As a superficial example, in the case of the couples that I referred to as having "androgynous fashion", neither bore any negative consequences to the arrangement. In fact, it felt refreshingly healthy in their contexts. Perhaps this is attributed more to their cultural acceptance in their context as opposed to a strong self-identity, but their relationship is nonetheless constructive. As the women didn't feel pressure to go through the pain rituals of beauty, the men weren't concerned with posturing to feather their stamina or virility. They seemed comfortable and loving without posing to conform to a rigid ideal.

But even in couples that honored the traditional formulas of sex and gender were sweet and intimate with each other. The classic chivalry of yesteryear was prevalent in many couples, and a fifty-fifty ratio of these couples were biracial.

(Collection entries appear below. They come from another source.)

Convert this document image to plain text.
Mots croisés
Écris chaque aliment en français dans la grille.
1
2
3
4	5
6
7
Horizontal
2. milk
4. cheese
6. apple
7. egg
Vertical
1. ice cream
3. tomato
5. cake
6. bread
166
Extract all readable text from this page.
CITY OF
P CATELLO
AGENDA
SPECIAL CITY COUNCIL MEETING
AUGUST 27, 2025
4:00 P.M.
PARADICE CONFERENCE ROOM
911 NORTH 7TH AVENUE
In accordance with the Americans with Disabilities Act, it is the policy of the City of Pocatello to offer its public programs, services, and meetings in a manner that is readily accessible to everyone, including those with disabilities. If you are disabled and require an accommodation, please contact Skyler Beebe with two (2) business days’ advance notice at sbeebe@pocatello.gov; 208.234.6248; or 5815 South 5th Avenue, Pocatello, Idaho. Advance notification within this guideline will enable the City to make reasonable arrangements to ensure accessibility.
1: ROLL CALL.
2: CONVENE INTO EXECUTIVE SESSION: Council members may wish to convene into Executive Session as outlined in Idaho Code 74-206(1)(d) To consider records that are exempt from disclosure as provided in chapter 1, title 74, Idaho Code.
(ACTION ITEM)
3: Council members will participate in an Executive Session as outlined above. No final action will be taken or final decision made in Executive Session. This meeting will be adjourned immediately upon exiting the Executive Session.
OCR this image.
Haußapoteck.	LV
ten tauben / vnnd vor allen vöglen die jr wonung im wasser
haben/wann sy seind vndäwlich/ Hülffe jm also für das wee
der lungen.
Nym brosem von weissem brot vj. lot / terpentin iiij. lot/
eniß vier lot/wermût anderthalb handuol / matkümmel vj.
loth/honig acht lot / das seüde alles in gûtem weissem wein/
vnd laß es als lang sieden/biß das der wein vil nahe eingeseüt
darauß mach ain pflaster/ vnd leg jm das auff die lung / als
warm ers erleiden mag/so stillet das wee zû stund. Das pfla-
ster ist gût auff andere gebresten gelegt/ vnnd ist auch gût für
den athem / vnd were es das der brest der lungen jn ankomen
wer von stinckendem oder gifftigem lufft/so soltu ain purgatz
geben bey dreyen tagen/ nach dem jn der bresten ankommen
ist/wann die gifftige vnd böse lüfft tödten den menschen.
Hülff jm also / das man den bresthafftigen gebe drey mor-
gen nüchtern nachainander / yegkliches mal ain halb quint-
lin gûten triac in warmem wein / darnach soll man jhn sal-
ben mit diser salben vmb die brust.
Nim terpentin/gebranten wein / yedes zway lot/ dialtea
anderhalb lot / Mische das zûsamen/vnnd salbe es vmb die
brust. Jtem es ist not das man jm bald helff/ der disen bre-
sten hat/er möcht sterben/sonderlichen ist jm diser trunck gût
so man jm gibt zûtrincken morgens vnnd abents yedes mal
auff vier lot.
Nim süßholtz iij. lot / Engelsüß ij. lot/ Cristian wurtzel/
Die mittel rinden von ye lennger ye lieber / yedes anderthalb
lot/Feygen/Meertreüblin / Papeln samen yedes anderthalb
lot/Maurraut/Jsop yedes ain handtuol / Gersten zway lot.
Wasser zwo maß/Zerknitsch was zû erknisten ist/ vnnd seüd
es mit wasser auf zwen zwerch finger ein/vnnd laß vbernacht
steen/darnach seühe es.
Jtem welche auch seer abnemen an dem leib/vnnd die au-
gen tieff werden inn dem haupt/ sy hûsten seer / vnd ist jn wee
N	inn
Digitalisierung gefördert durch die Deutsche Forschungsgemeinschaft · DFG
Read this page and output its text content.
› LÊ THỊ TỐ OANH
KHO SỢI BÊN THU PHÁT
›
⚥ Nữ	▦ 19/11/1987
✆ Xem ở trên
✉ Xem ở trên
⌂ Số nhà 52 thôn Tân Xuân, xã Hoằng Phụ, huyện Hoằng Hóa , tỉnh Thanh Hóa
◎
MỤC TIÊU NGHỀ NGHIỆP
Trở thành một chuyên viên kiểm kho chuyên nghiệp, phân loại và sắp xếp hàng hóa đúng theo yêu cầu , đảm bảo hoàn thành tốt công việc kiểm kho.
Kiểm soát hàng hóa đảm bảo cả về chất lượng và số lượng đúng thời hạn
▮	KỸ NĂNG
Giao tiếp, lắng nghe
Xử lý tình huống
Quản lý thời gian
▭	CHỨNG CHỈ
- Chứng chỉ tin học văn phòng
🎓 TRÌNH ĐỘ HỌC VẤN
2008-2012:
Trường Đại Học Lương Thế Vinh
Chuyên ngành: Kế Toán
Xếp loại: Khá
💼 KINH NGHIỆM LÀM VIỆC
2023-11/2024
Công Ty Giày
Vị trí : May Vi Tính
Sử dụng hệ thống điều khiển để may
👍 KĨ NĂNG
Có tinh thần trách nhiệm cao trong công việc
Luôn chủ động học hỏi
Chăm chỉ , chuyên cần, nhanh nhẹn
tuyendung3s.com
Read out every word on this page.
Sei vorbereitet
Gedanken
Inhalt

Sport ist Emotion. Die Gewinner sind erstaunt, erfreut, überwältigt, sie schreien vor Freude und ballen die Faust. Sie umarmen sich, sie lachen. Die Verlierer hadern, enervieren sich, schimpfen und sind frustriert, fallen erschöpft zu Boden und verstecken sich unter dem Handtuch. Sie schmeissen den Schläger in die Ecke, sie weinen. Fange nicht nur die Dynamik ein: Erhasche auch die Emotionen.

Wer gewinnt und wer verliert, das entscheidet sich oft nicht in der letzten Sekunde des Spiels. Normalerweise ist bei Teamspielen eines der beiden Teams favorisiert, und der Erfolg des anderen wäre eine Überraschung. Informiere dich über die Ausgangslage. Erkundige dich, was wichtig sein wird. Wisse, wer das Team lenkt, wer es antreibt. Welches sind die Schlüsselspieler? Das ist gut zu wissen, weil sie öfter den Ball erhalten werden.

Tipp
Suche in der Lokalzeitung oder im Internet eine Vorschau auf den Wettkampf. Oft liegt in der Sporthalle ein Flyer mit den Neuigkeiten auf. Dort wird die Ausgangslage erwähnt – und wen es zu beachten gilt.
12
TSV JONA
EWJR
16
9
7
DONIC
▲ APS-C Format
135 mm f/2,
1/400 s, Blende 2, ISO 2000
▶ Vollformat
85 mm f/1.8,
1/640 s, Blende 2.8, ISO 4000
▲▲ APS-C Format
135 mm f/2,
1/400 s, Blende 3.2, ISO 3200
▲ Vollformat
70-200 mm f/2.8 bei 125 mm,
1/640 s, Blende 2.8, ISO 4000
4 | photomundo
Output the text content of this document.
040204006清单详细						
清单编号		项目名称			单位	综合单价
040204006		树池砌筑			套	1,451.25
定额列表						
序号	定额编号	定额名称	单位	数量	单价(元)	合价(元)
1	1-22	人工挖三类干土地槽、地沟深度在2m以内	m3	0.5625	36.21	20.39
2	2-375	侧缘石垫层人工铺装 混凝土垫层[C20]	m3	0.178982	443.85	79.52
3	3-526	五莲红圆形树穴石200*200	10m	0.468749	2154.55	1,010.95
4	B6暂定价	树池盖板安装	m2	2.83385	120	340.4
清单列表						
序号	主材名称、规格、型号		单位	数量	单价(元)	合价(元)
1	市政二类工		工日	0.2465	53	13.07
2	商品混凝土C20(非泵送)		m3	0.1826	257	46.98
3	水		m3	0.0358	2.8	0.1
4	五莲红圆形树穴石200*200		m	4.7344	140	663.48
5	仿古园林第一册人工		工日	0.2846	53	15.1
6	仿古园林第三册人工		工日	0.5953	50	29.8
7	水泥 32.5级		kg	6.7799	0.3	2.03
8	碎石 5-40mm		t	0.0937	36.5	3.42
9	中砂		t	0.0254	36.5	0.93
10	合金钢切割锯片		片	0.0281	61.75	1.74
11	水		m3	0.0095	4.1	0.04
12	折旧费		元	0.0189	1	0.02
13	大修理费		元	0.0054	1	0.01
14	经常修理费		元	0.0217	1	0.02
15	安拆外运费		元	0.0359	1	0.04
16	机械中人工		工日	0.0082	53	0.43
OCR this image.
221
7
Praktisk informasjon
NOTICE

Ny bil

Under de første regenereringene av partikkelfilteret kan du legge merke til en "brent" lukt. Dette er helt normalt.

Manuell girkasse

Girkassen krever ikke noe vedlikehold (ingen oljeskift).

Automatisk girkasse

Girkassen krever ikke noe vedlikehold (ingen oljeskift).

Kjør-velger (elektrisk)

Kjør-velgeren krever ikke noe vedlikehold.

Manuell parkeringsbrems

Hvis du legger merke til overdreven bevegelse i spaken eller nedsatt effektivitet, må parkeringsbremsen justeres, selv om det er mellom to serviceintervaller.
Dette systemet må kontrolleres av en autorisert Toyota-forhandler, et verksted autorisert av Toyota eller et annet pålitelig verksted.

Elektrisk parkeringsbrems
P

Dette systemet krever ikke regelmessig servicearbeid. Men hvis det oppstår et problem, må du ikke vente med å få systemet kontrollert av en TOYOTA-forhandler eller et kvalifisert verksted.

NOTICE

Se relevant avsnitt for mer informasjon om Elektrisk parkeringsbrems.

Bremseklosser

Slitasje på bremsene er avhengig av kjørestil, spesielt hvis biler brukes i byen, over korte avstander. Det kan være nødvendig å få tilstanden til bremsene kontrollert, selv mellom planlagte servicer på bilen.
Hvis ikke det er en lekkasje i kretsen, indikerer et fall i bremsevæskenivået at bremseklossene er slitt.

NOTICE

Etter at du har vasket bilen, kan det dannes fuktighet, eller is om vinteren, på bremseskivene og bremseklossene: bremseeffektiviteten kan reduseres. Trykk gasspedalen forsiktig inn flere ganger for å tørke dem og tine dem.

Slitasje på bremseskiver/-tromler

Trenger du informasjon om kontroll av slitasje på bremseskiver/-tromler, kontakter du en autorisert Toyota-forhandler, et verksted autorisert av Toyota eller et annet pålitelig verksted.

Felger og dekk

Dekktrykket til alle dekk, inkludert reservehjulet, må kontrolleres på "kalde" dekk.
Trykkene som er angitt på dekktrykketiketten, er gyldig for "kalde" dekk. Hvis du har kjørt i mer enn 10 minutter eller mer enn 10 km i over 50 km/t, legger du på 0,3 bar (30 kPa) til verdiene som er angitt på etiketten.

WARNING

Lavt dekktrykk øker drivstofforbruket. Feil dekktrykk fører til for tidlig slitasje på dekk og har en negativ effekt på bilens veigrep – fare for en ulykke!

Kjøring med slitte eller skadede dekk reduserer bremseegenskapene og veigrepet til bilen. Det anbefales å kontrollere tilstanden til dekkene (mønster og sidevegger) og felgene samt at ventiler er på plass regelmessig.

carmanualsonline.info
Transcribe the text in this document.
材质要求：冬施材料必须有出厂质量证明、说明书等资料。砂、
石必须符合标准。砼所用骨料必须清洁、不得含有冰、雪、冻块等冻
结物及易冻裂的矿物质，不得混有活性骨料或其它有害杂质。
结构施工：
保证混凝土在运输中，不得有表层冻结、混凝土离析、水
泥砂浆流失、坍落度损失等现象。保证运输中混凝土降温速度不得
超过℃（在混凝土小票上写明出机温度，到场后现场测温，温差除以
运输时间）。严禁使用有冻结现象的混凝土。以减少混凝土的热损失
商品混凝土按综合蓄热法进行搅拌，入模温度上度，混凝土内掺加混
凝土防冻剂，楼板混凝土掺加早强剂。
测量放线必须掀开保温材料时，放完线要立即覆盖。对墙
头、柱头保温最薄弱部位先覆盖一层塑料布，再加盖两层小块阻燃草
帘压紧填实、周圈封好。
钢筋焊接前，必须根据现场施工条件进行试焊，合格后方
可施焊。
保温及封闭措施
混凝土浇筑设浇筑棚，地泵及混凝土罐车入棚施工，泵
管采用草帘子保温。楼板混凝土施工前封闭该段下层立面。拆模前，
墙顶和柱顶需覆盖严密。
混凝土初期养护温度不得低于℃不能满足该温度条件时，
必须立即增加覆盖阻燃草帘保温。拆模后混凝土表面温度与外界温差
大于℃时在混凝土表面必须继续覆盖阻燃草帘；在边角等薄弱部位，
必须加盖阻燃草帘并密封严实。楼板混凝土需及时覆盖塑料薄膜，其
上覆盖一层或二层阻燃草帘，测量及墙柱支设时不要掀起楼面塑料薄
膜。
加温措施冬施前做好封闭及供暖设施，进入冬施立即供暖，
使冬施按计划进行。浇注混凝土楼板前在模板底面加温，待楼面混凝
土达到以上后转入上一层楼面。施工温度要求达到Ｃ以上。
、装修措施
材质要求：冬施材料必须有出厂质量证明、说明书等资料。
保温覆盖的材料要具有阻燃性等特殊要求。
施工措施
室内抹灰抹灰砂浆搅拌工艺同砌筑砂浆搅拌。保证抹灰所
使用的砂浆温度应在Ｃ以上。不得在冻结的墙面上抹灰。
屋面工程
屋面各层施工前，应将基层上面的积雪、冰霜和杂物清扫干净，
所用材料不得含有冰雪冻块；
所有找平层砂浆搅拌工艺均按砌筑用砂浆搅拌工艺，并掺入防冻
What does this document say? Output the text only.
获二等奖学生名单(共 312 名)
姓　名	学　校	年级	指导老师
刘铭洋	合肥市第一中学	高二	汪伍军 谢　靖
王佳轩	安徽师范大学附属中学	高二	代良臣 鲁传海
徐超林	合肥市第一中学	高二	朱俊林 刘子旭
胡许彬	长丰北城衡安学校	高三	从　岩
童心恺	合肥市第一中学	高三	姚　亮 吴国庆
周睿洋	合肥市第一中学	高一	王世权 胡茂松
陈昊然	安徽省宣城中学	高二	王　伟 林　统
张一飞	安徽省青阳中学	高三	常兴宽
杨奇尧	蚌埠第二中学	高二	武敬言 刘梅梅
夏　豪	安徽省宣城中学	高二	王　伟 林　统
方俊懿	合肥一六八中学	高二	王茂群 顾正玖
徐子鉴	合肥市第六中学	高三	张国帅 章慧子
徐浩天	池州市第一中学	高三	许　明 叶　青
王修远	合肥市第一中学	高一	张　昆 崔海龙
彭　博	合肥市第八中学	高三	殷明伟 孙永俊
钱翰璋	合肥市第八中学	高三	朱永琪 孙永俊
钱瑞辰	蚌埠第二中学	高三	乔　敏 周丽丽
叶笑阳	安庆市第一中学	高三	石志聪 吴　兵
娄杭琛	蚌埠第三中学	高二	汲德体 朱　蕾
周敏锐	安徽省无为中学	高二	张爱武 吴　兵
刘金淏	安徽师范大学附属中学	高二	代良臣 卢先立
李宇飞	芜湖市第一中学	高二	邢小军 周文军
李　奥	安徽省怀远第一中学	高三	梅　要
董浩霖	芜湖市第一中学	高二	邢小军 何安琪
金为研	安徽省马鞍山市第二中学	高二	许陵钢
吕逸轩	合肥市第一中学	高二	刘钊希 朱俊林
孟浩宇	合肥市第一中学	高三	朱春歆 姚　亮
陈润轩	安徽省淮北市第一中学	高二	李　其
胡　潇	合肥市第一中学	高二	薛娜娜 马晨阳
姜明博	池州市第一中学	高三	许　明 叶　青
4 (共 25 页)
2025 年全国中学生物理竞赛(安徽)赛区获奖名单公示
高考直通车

Considering that biracial or androgynous romance today in other parts of the country would never be openly celebrated for fear of violent ridicule makes this particular observed community remarkable.

I'd like to use these observations to respond to a remark in the text 'Romantic Comedy: Boy Meets Girl Meets Genre' by Tamar Jeffers McDonald- "[Romantic] films do not just reflect reality, they help to create it too...a closer look at what the underlying ideology of the romantic comedy wants to foster in its audiences indicates why film studios go on and on providing fairytales for adults." (p. 17) This ties in with one of the tenants of Althusser's philosophy of social formation via ideology, arguing that a subject does not create its own agency, but is an 'effect' of structures (Barker p.63). I agree that fiction helps shape reality, but I disagree directly with McDonald and indirectly with Althusser that it is the film studio providing the fairytale to the reality. If the fantasy didn't resonate with a genuine part of a person's reality it wouldn't be successful. I believe that it is the audience that hopes, yearns, begs to have their fantasies justified and reinforced by the media they consume.

There was enough observational evidence to suggest that although two people would spend time together, they were not necessarily interested in each other the way a romantic comedy would lead us to believe. Have these couples subscribed to an alternative ideal- perhaps the ideal that love does not exist? In their own realities, I am certain they prove the rule. But what of the couples that exude happiness, intimacy, dare I say, romance? A less happy couple might predict that their love is fleeting, temporary, that soon enough they will tire of each other and find someone else. But this is not what the loving couple wants to believe, and it is not what a romantic film portrays. It is in attempting to live up to the ideal that is created, and it is the ideal that we replicate in our fantasies. Just as we dream our filmic war heroes are noble and well-intentioned, just as the virgin female victims of horror films are the ones to triumphantly survive, and just as the fictional underdogs get that winning punch at the last moment, there is a repeat frequency of recreating idealism in cinema. Ideologies are not created as direct models of reality, but as concentrations of the best aspects of our reality to display as attainable goals. Who's to say the odds of attaining the ideal is common, or easy? For most of us, it's about the journey of attempting.

Supermarket Wedding

WORKS CITED

1. Barker, Chris. "Questions of Culture and Ideology." Cultural Studies Theory and Practice. Los Angeles: SAGE, 2008. Print.

2. Williams, Tennessee. Cat on a Hot Tin Roof. New York: New Directions, 1955. Print.

3. McDonald, Tamar Jeffers. "Romantic Comedy and Genre." Romantic Comedy: Boy Meets Girl Meets Genre. London: Wallflower, 2007. Print.

4. Beauvoir, Simone De. "Intro to Feminism." Introduction. The Second Sex;. New York: Knopf, 1953. Print.